Almost half of households in the barrios populares also don’t have computers. That’s why an overwhelming majority of students there — 80 percent — rely on their mobile phones to study, the Observatorio study found.

“There is an education gap that always existed, and has become visible in the pandemic,” Daniela Gasparini, a psychologist with the social activist organisation Libres del Sur, told Al Jazeera.

“Neither the national ministry of education, nor the city ministry of education, have been capable of adapting the education system to this pandemic,” she added. “We really need to be thinking about how we prepare for what is coming.”

Demanding equality

On May 4, centre-left President Alberto Fernandez announced the government would be handing out 633,000 laptops this year to high school students across the country, prioritising those who had seen their connection to the classroom drop dramatically, or disappear entirely.

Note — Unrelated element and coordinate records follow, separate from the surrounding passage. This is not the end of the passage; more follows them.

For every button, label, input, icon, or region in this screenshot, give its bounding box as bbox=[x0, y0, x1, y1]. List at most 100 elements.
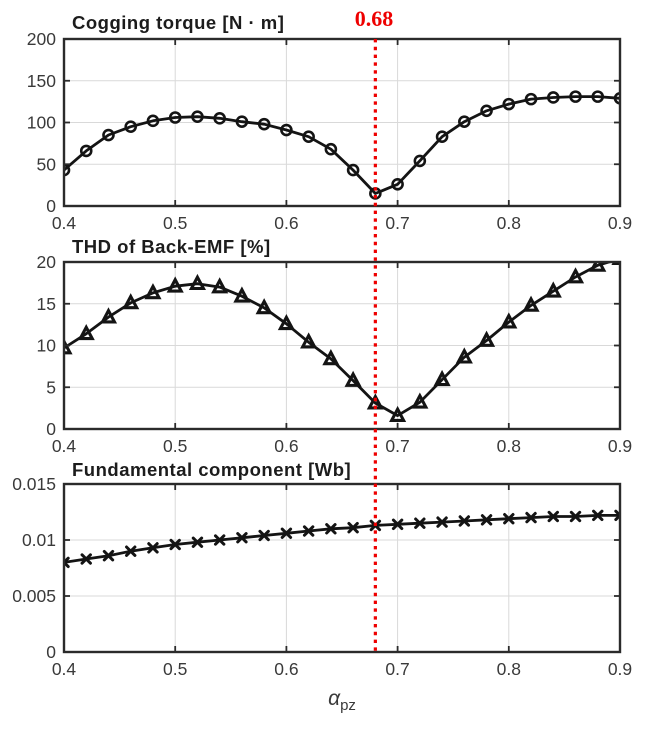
circle-marker bbox=[413, 154, 427, 168]
triangle-marker bbox=[500, 312, 518, 329]
circle-marker bbox=[146, 114, 160, 128]
axis-box bbox=[62, 482, 622, 654]
x-marker bbox=[236, 532, 248, 544]
subplot-1-title: Cogging torque [N · m] bbox=[72, 12, 284, 33]
circle-marker bbox=[280, 123, 293, 137]
x-marker bbox=[347, 521, 359, 534]
subplot-1: 0 50 100 150 200 0.4 0.5 0.6 0.7 0.8 0.9 bbox=[27, 29, 632, 233]
alpha-subscript: pz bbox=[340, 697, 356, 714]
x-marker bbox=[391, 518, 404, 531]
y-tick-label: 0.015 bbox=[12, 474, 56, 494]
x-marker bbox=[191, 536, 204, 548]
x-marker bbox=[503, 513, 515, 525]
circle-marker bbox=[79, 144, 93, 158]
series bbox=[64, 262, 620, 422]
triangle-marker bbox=[344, 370, 362, 387]
series bbox=[64, 90, 620, 200]
x-marker bbox=[125, 545, 137, 557]
x-marker bbox=[547, 510, 559, 523]
x-tick-label: 0.7 bbox=[385, 436, 409, 456]
x-tick-label: 0.8 bbox=[497, 659, 521, 679]
x-tick-label: 0.5 bbox=[163, 213, 187, 233]
triangle-marker bbox=[122, 293, 140, 310]
triangle-marker bbox=[544, 281, 562, 298]
y-tick-label: 100 bbox=[27, 113, 56, 133]
y-tick-label: 0 bbox=[46, 642, 56, 662]
x-marker bbox=[325, 523, 337, 535]
circle-marker bbox=[124, 120, 138, 133]
x-marker bbox=[569, 510, 582, 523]
triangle-marker bbox=[255, 298, 273, 315]
circle-marker bbox=[324, 142, 338, 156]
x-marker bbox=[614, 509, 620, 522]
x-tick-label: 0.7 bbox=[385, 213, 409, 233]
x-axis-label: αpz bbox=[328, 687, 356, 714]
triangle-marker bbox=[277, 313, 295, 331]
x-marker bbox=[480, 514, 493, 526]
subplots-group: 0 50 100 150 200 0.4 0.5 0.6 0.7 0.8 0.9 0 5 10 15 20 0.… bbox=[12, 29, 632, 679]
triangle-marker bbox=[322, 349, 340, 366]
x-marker bbox=[102, 549, 115, 562]
y-tick-label: 0.005 bbox=[12, 586, 56, 606]
x-marker bbox=[258, 529, 270, 542]
triangle-marker bbox=[300, 332, 318, 349]
circle-marker bbox=[235, 115, 249, 128]
x-marker bbox=[280, 527, 293, 539]
triangle-marker bbox=[233, 286, 251, 303]
triangle-marker bbox=[455, 347, 473, 364]
x-tick-label: 0.6 bbox=[274, 213, 298, 233]
circle-marker bbox=[458, 115, 471, 128]
circle-marker bbox=[391, 177, 404, 191]
x-tick-label: 0.4 bbox=[52, 436, 77, 456]
y-tick-label: 0.01 bbox=[22, 530, 56, 550]
annotation-label: 0.68 bbox=[355, 6, 394, 31]
y-tick-label: 5 bbox=[46, 377, 56, 397]
x-marker bbox=[302, 525, 315, 537]
triangle-marker bbox=[411, 392, 429, 409]
x-tick-label: 0.7 bbox=[385, 659, 409, 679]
triangle-marker bbox=[188, 273, 207, 291]
y-tick-label: 200 bbox=[27, 29, 56, 49]
circle-marker bbox=[257, 117, 271, 131]
y-tick-label: 15 bbox=[37, 294, 56, 314]
triangle-marker bbox=[477, 330, 496, 347]
x-marker bbox=[80, 553, 92, 565]
x-tick-label: 0.9 bbox=[608, 436, 632, 456]
circle-marker bbox=[102, 128, 115, 142]
triangle-marker bbox=[64, 338, 73, 355]
x-marker bbox=[525, 511, 537, 524]
series bbox=[64, 509, 620, 569]
x-marker bbox=[436, 516, 448, 528]
circle-marker bbox=[213, 112, 226, 125]
circle-marker bbox=[480, 104, 493, 118]
x-marker bbox=[414, 517, 426, 529]
x-tick-label: 0.4 bbox=[52, 213, 77, 233]
tick-marks bbox=[63, 38, 621, 207]
x-tick-label: 0.6 bbox=[274, 436, 298, 456]
tick-marks bbox=[63, 483, 621, 653]
x-tick-label: 0.4 bbox=[52, 659, 77, 679]
circle-marker bbox=[346, 163, 360, 177]
alpha-symbol: α bbox=[328, 687, 341, 710]
subplot-3-title: Fundamental component [Wb] bbox=[72, 459, 351, 480]
x-marker bbox=[592, 509, 604, 522]
x-tick-label: 0.5 bbox=[163, 436, 187, 456]
x-tick-label: 0.8 bbox=[497, 213, 521, 233]
x-tick-label: 0.8 bbox=[497, 436, 521, 456]
circle-marker bbox=[524, 92, 538, 106]
y-tick-label: 20 bbox=[37, 252, 57, 272]
triangle-marker bbox=[144, 283, 162, 300]
y-tick-label: 0 bbox=[46, 196, 56, 216]
subplot-2-title: THD of Back-EMF [%] bbox=[72, 236, 271, 257]
x-marker bbox=[458, 515, 471, 527]
circle-marker bbox=[591, 90, 605, 103]
x-marker bbox=[169, 538, 181, 551]
triangle-marker bbox=[566, 267, 585, 284]
subplot-2: 0 5 10 15 20 0.4 0.5 0.6 0.7 0.8 0.9 bbox=[37, 252, 633, 456]
circle-marker bbox=[435, 130, 449, 143]
triangle-marker bbox=[166, 276, 184, 293]
triangle-marker bbox=[389, 405, 407, 422]
x-tick-label: 0.6 bbox=[274, 659, 298, 679]
gridlines bbox=[64, 262, 620, 429]
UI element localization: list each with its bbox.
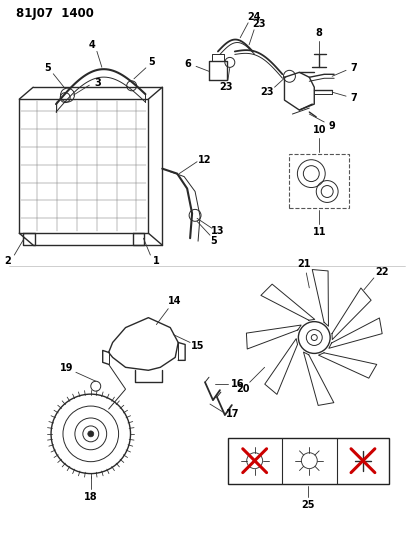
Text: 25: 25 — [301, 500, 314, 511]
Text: 8: 8 — [315, 28, 322, 38]
Text: 20: 20 — [235, 384, 249, 394]
Text: 1: 1 — [152, 256, 159, 266]
Text: 7: 7 — [350, 63, 356, 74]
Text: 14: 14 — [167, 296, 180, 306]
Bar — [289, 154, 348, 208]
Text: 23: 23 — [252, 19, 265, 29]
Text: 13: 13 — [211, 226, 224, 236]
Text: 11: 11 — [312, 227, 325, 237]
Text: 19: 19 — [60, 364, 74, 373]
Text: 5: 5 — [210, 236, 217, 246]
Text: 23: 23 — [259, 87, 273, 97]
Circle shape — [88, 431, 93, 437]
Text: 18: 18 — [84, 492, 97, 503]
Text: 10: 10 — [312, 125, 325, 135]
Text: 16: 16 — [230, 379, 244, 389]
Text: 7: 7 — [350, 93, 356, 103]
Text: 4: 4 — [88, 41, 95, 51]
Text: 21: 21 — [297, 259, 310, 269]
Text: 3: 3 — [94, 78, 100, 88]
Text: 5: 5 — [148, 57, 155, 67]
Text: 2: 2 — [4, 256, 11, 266]
Text: 15: 15 — [191, 342, 204, 351]
Text: 5: 5 — [44, 63, 50, 73]
Text: 23: 23 — [218, 82, 232, 92]
Text: 24: 24 — [247, 12, 260, 22]
Text: 12: 12 — [198, 155, 211, 165]
Text: 9: 9 — [328, 121, 335, 131]
Text: 17: 17 — [225, 409, 239, 419]
Text: 81J07  1400: 81J07 1400 — [16, 7, 94, 20]
Bar — [227, 438, 388, 483]
Text: 6: 6 — [184, 59, 191, 69]
Text: 22: 22 — [374, 267, 388, 277]
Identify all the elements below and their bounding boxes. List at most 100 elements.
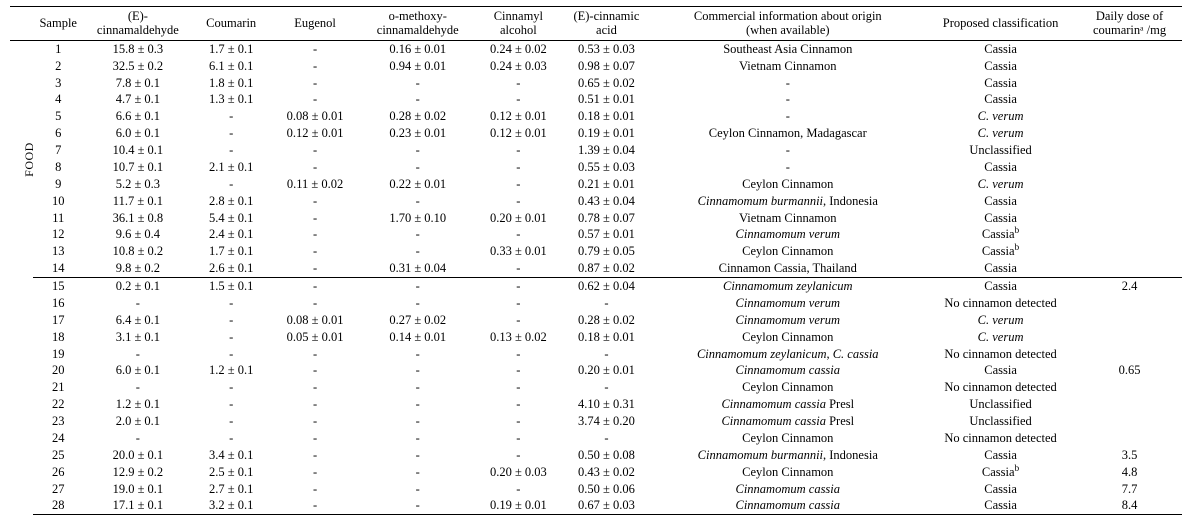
cell: 6.6 ± 0.1 bbox=[83, 108, 192, 125]
cell: 0.78 ± 0.07 bbox=[561, 210, 651, 227]
cell: - bbox=[192, 329, 270, 346]
cell: - bbox=[360, 278, 475, 295]
cell: 0.20 ± 0.03 bbox=[475, 464, 561, 481]
cell: - bbox=[360, 295, 475, 312]
cell: - bbox=[192, 142, 270, 159]
cell: Cassia bbox=[924, 40, 1077, 57]
table-row: 2719.0 ± 0.12.7 ± 0.1---0.50 ± 0.06Cinna… bbox=[10, 481, 1182, 498]
cell: C. verum bbox=[924, 176, 1077, 193]
cell bbox=[1077, 430, 1182, 447]
cell: 0.79 ± 0.05 bbox=[561, 243, 651, 260]
cell: - bbox=[270, 193, 360, 210]
cell: 21 bbox=[33, 379, 83, 396]
table-row: 56.6 ± 0.1-0.08 ± 0.010.28 ± 0.020.12 ± … bbox=[10, 108, 1182, 125]
col-cinnamic: (E)-cinnamicacid bbox=[561, 7, 651, 41]
cell: 9 bbox=[33, 176, 83, 193]
cell bbox=[1077, 312, 1182, 329]
cell: 0.16 ± 0.01 bbox=[360, 40, 475, 57]
cell: 6.0 ± 0.1 bbox=[83, 362, 192, 379]
cell: - bbox=[561, 430, 651, 447]
cell: - bbox=[475, 260, 561, 277]
cell: 2 bbox=[33, 58, 83, 75]
cell: No cinnamon detected bbox=[924, 295, 1077, 312]
cell: - bbox=[270, 210, 360, 227]
cell: - bbox=[475, 295, 561, 312]
cell: 15.8 ± 0.3 bbox=[83, 40, 192, 57]
cell bbox=[1077, 329, 1182, 346]
cell: C. verum bbox=[924, 108, 1077, 125]
cell: Vietnam Cinnamon bbox=[652, 210, 925, 227]
cell: - bbox=[270, 497, 360, 514]
cell: - bbox=[475, 91, 561, 108]
cell bbox=[1077, 108, 1182, 125]
cell: 15 bbox=[33, 278, 83, 295]
cell: 1.7 ± 0.1 bbox=[192, 243, 270, 260]
cell: 23 bbox=[33, 413, 83, 430]
cell: - bbox=[83, 295, 192, 312]
cell: 9.6 ± 0.4 bbox=[83, 226, 192, 243]
cell: - bbox=[360, 226, 475, 243]
cell: 13 bbox=[33, 243, 83, 260]
cell: 1.2 ± 0.1 bbox=[192, 362, 270, 379]
cell: Ceylon Cinnamon bbox=[652, 176, 925, 193]
cell: Unclassified bbox=[924, 396, 1077, 413]
cell: 6.1 ± 0.1 bbox=[192, 58, 270, 75]
cell: Cinnamomum burmannii, Indonesia bbox=[652, 447, 925, 464]
cell: 0.22 ± 0.01 bbox=[360, 176, 475, 193]
cell: 27 bbox=[33, 481, 83, 498]
cell: - bbox=[192, 295, 270, 312]
cell: Cassia bbox=[924, 497, 1077, 514]
cell: 0.23 ± 0.01 bbox=[360, 125, 475, 142]
cell: - bbox=[270, 243, 360, 260]
cell: 32.5 ± 0.2 bbox=[83, 58, 192, 75]
cell bbox=[1077, 379, 1182, 396]
cell: Cassia bbox=[924, 260, 1077, 277]
cell: 4.7 ± 0.1 bbox=[83, 91, 192, 108]
cell: Cinnamomum cassia bbox=[652, 481, 925, 498]
cell: - bbox=[475, 226, 561, 243]
cell: 0.24 ± 0.02 bbox=[475, 40, 561, 57]
cell: - bbox=[270, 295, 360, 312]
cell: 2.0 ± 0.1 bbox=[83, 413, 192, 430]
table-row: 232.5 ± 0.26.1 ± 0.1-0.94 ± 0.010.24 ± 0… bbox=[10, 58, 1182, 75]
cell: Ceylon Cinnamon, Madagascar bbox=[652, 125, 925, 142]
cell: - bbox=[360, 193, 475, 210]
cell: Cassiab bbox=[924, 243, 1077, 260]
cell: C. verum bbox=[924, 125, 1077, 142]
cell: 0.14 ± 0.01 bbox=[360, 329, 475, 346]
cell: - bbox=[270, 159, 360, 176]
cell: 5.2 ± 0.3 bbox=[83, 176, 192, 193]
cell: - bbox=[475, 75, 561, 92]
cell: - bbox=[192, 430, 270, 447]
cell: 6.4 ± 0.1 bbox=[83, 312, 192, 329]
cell: 0.12 ± 0.01 bbox=[475, 108, 561, 125]
cell: 0.08 ± 0.01 bbox=[270, 108, 360, 125]
cell: - bbox=[475, 278, 561, 295]
cell: - bbox=[270, 40, 360, 57]
table-row: 2520.0 ± 0.13.4 ± 0.1---0.50 ± 0.08Cinna… bbox=[10, 447, 1182, 464]
cell: 2.6 ± 0.1 bbox=[192, 260, 270, 277]
cell: 2.8 ± 0.1 bbox=[192, 193, 270, 210]
cell: 0.55 ± 0.03 bbox=[561, 159, 651, 176]
cell: 5 bbox=[33, 108, 83, 125]
col-classification: Proposed classification bbox=[924, 7, 1077, 41]
cell: - bbox=[270, 346, 360, 363]
cell: - bbox=[360, 243, 475, 260]
cell: Cinnamon Cassia, Thailand bbox=[652, 260, 925, 277]
cell: - bbox=[652, 142, 925, 159]
col-omethoxy: o-methoxy-cinnamaldehyde bbox=[360, 7, 475, 41]
cell: 0.20 ± 0.01 bbox=[475, 210, 561, 227]
cell: 0.57 ± 0.01 bbox=[561, 226, 651, 243]
cell: 0.18 ± 0.01 bbox=[561, 329, 651, 346]
cell: - bbox=[561, 346, 651, 363]
cell: Cassiab bbox=[924, 226, 1077, 243]
cell: - bbox=[475, 413, 561, 430]
cell: 2.4 ± 0.1 bbox=[192, 226, 270, 243]
cell: 1.2 ± 0.1 bbox=[83, 396, 192, 413]
cell: - bbox=[360, 91, 475, 108]
cell: - bbox=[270, 142, 360, 159]
cell: Cinnamomum cassia Presl bbox=[652, 396, 925, 413]
cell: Ceylon Cinnamon bbox=[652, 379, 925, 396]
cell: - bbox=[561, 295, 651, 312]
cell: 7 bbox=[33, 142, 83, 159]
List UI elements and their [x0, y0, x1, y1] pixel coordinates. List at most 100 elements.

Fernandez touted the investment as a “moral obligation” and one that will have the added benefit of creating local employment, as the netbook computers will be manufactured at eight Argentine factories.

Providing students with free netbooks was a signature initiative of former left-wing President Cristina Fernandez de Kirchner — a scheme that was scaled back by her conservative successor, President Mauricio Macri.

Fernandez has also promised to extend fibre optic lines to “every corner of the country” to ensure better connectivity.

“Internet access today for a child is the equivalent of what access to a book was in my era,” he said during the May 4 netbook announcement in the Buenos Aires suburb of Ezeiza.

Nursing student Aldana Ramos holds a sign that reads ‘That No One Be Left Out’ during a protest demanding better internet connectivity and computers from the Argentine government on May 6 in Buenos Aires [Natalie Alcoba/Al Jazeera]

But more action is needed. Libres del Sur organised a sit-in and “public class” at the famous Buenos Aires Obelisk on May 6 to call on the government to do more.

The group is demanding free Wi-Fi in the barrios populares, as well as computers for students. It also wants to see increased education grants and proper sanitisation practices at schools that are open for in-person learning to keep students safe.

Both de los Santos and Ramos attended the Obelisk protest. The bitter irony of the ripple effects of pandemic learning has not been lost on de los Santos, whose university student association has been calling for more digital learning options for years — only to find too many students can’t access them.

Gasparini said Fernandez’s announcement is a “necessary measure, but it’s not enough”.

“We have to get to all the low-income homes, and also the homes where the entire family has to use the same mobile device,” she said.

That was the case for Ramos, who spent the early part of the pandemic scrounging up the pesos necessary to afford the data needed to watch lectures and access course materials on her phone. She often ran out of data before the two-hour classes were up, she said.

Her father picked up extra jobs as a construction worker so the family could afford to install internet at home, and to buy her 14-year-old brother a mobile phone on which to study so the siblings wouldn’t have to share. It was a tough expenditure given the mounting bills after Ramos’s mom lost her job as a cleaning lady.

“It was a disaster,” she remembers.

But then she took a moment to focus on what her long-term goals have always been — to one day become a doctor — and she found a way to keep studying.

“For our society to be able to advance as a society, we need to be educated,” she said.